Nächtliches Schwitzen während der Schwangerschaft ist auf Grund der Ursache lediglich ein vorübergehendes Problem. Einige junge Mütter beobachten verschieden starke Hitzewallungen auch noch während ihrer Stillphase. Häufig verschwinden aber sämtliche Symptome mit der Geburt des Kindes. Frauen, die in vorangegangenen Schwangerschaften nachts unter starkem Schwitzen gelitten haben, müssen dieses Problem in weiteren Schwangerschaften nicht zwingend erneut erfahren. Auch eine Verbindung zu späteren Wechseljahrsbeschwerden dieser Frau besteht nicht.

Prophylaxe

Um sich selbst und das Ungeborene vor eventuell drohender Dehydrierung zu schützen, sollten Frauen, die schwanger sind und nachts sehr viel schwitzen, ausreichende Mengen trinken.
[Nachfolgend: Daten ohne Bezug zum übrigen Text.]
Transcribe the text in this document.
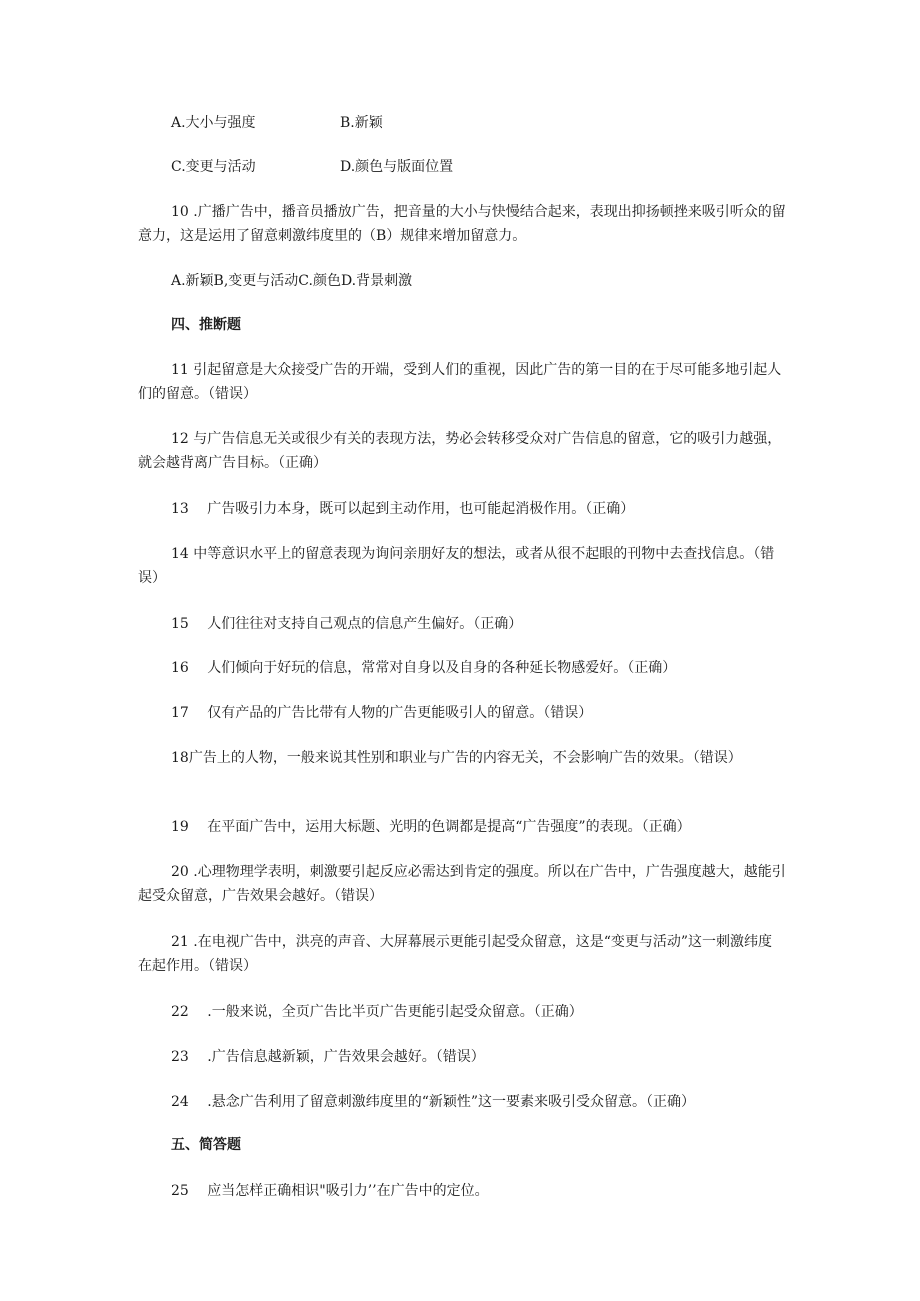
A.大小与强度	B.新颖
C.变更与活动	D.颜色与版面位置
10 .广播广告中，播音员播放广告，把音量的大小与快慢结合起来，表现出抑扬顿挫来吸引听众的留意力，这是运用了留意刺激纬度里的（B）规律来增加留意力。
A.新颖B,变更与活动C.颜色D.背景刺激
四、推断题
11 引起留意是大众接受广告的开端，受到人们的重视，因此广告的第一目的在于尽可能多地引起人们的留意。（错误）
12 与广告信息无关或很少有关的表现方法，势必会转移受众对广告信息的留意，它的吸引力越强，就会越背离广告目标。（正确）
13　 广告吸引力本身，既可以起到主动作用，也可能起消极作用。（正确）
14 中等意识水平上的留意表现为询问亲朋好友的想法，或者从很不起眼的刊物中去查找信息。（错误）
15　 人们往往对支持自己观点的信息产生偏好。（正确）
16　 人们倾向于好玩的信息，常常对自身以及自身的各种延长物感爱好。（正确）
17　 仅有产品的广告比带有人物的广告更能吸引人的留意。（错误）
18广告上的人物，一般来说其性别和职业与广告的内容无关，不会影响广告的效果。（错误）
19　 在平面广告中，运用大标题、光明的色调都是提高“广告强度”的表现。（正确）
20 .心理物理学表明，刺激要引起反应必需达到肯定的强度。所以在广告中，广告强度越大，越能引起受众留意，广告效果会越好。（错误）
21 .在电视广告中，洪亮的声音、大屏幕展示更能引起受众留意，这是“变更与活动”这一刺激纬度在起作用。（错误）
22　 .一般来说，全页广告比半页广告更能引起受众留意。（正确）
23　 .广告信息越新颖，广告效果会越好。（错误）
24　 .悬念广告利用了留意刺激纬度里的“新颖性”这一要素来吸引受众留意。（正确）
五、简答题
25　 应当怎样正确相识"吸引力’’在广告中的定位。
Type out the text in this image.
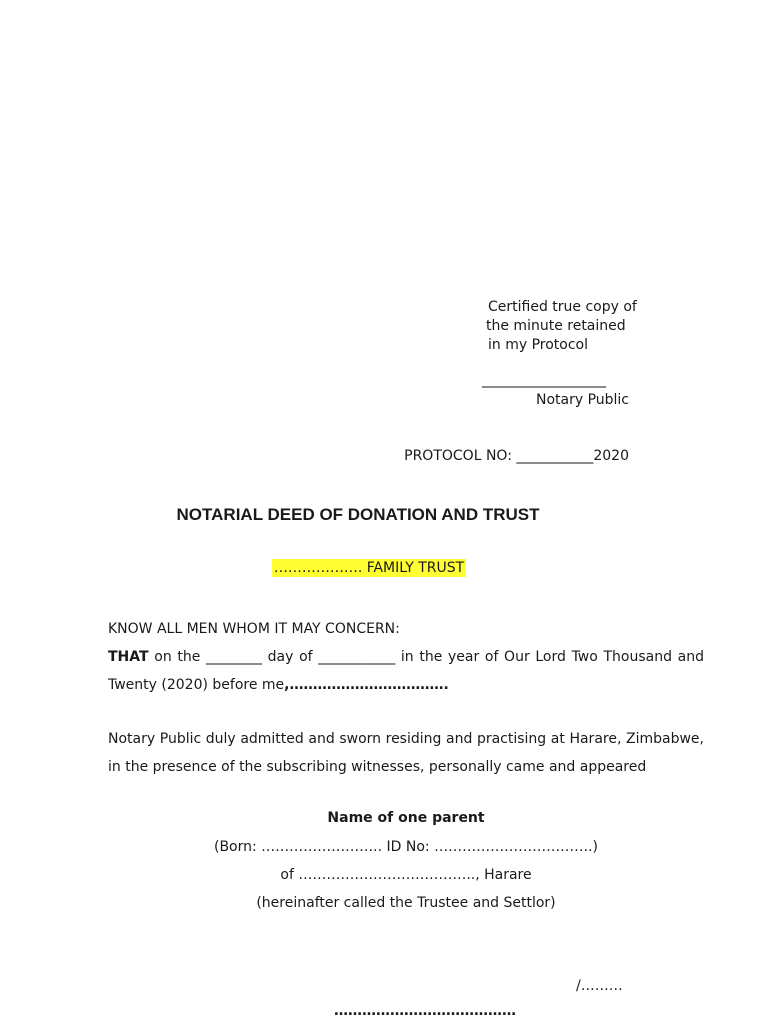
Certified true copy of
the minute retained
in my Protocol
___________________
Notary Public
PROTOCOL NO: ___________2020
NOTARIAL DEED OF DONATION AND TRUST
………………. FAMILY TRUST
KNOW ALL MEN WHOM IT MAY CONCERN:
THAT on the ________ day of ___________ in the year of Our Lord Two Thousand and Twenty (2020) before me,…………………………….
Notary Public duly admitted and sworn residing and practising at Harare, Zimbabwe, in the presence of the subscribing witnesses, personally came and appeared
Name of one parent
(Born: …………………….. ID No: …………………………….)
of ……………………………….., Harare
(hereinafter called the Trustee and Settlor)
/………
…………………………………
Am besten eignen sich dabei lauwarme Getränke, da diese die Hitzewallungen nicht noch zusätzlich verstärken. Scharfe Speisen und Koffein sollten Betroffene meiden, um keine Verstärkung der Symptome herbeizuführen. Leistungsstarke Antitranspirantien (beispielsweise aus der Apotheke) können ebenso beim Eindämmen des Problems helfen wie eine Rasur der Körperhaare, da diese den Schweiß über einen längeren Zeitraum daran hindert, zu verdunsten. Ein kühles Schlafzimmer, welches generell immer empfehlenswert ist, kann zudem ein wenig Erleichterung verschaffen.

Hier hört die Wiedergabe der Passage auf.